1963 On 24th October, “El Pessebre” is performed at the United Nations headquarters in New York, with the Casals Festival Orchestra and the Cleveland Orchestra Chorus. 
The president of the United States, John Fitzgerald Kennedy, awards Casals the Medal of Freedom.



1965 On 15th April, Casals conducts “El Pessebre” at the Carnegie Institute of Technology, in Pittsburgh, U.S.A., likewise conducting Johann Sebastian Bach's Brandenburg Concertos during this month.
Pau Casals & US vice president
Hubert Humphrey
For the rest of the year he carries on with his customary activity: in May the Casals Festival of Puerto Rico, at the start of summer the Prades Festival, in August the Zermatt Summer Academy, and in the autumn the Marlboro Music School. 

1966 In September Pau Casals conducts “El Pessebre” at Sant Miquel de Cuixà.
In December, on the occasion of his 90th birthday, Pau Casals receives numerous public tributes, notably including the one from the Catalans in Molig, where the group Nens del Vendrell forms a “castell” or human tower, and the one in Puerto Rico with a reception at the courtyard of La Fortaleza attended by the vice president of the United States, Hubert Humphrey.


Pau Casals & US President Johnson
1967 On 21st October, Pau Casals is invited by the United Nations to conduct “El Pessebre” at the Constitution Hall in Washington D.C., to commemorate United Nations Day.
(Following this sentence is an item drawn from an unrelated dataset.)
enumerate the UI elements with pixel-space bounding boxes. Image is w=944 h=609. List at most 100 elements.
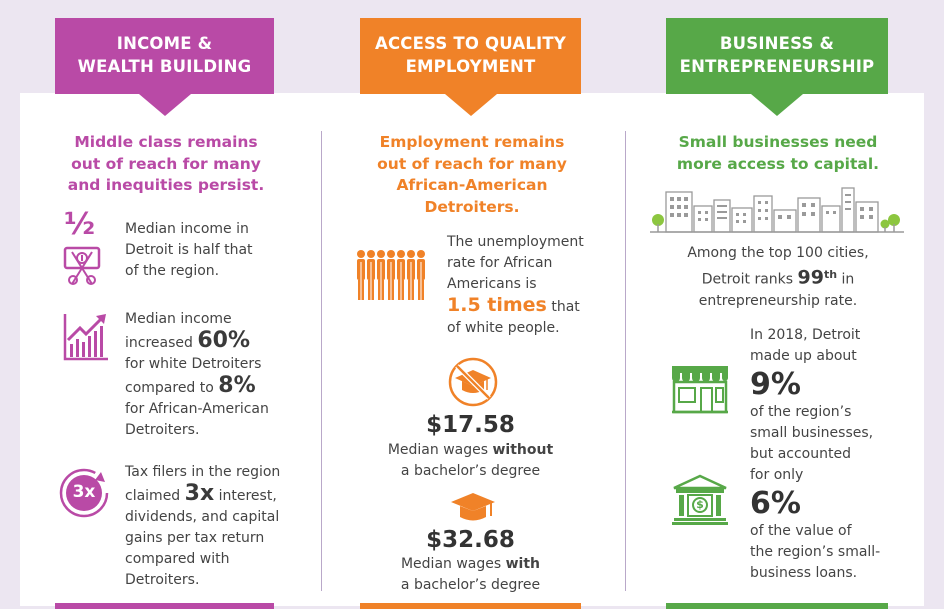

After the concert, Pau Casals meets with president Lyndon B. Johnson at the White House. 
At the beginning of November, Casals conducts “El Pessebre” in the Central American city of San Salvador.

1971 Casals receives the Grand Cross of the French National Order of Merit.
He composes the Hymn to the United Nations.
Pau Casals awarded at UN by  U-Thant
On 24th October, he takes part in the United Nations Day Concerts at the headquarters of the U.N. General Assembly in New York. On this occasion, Pau Casals premieres the Hymn to the United Nations, and he is awarded the U.N. Peace Medal by the U.N. Secretary-General, U-Thant. 

1972 On 3rd July Pau Casals and his wife Marta create the Pau Casals Foundation for the purpose of bequeathing to Catalonia the splendid legacy kept by the Maestro at the house in Sant Salvador, El Vendrell.

1973 In June he attends the Casals Festival held at New York's Carnegie Hall and in Central Park.
From 16th July to 26th August, he takes part in the 13th Israel Music Festival, where he gives his last concert. 
At the end of September, Pau Casals suffers an irreversible heart attack in Puerto Rico. 
On 22nd October, Pau Casals dies at Hospital de Auxilio Mútuo in San Juan, Puerto Rico. A few days later he is buried at that city's Commemorative Cemetery.

1979 On 9th November the remains of Pau Casals are transferred to Catalonia, where they now rest in the cemetery of El Vendrell.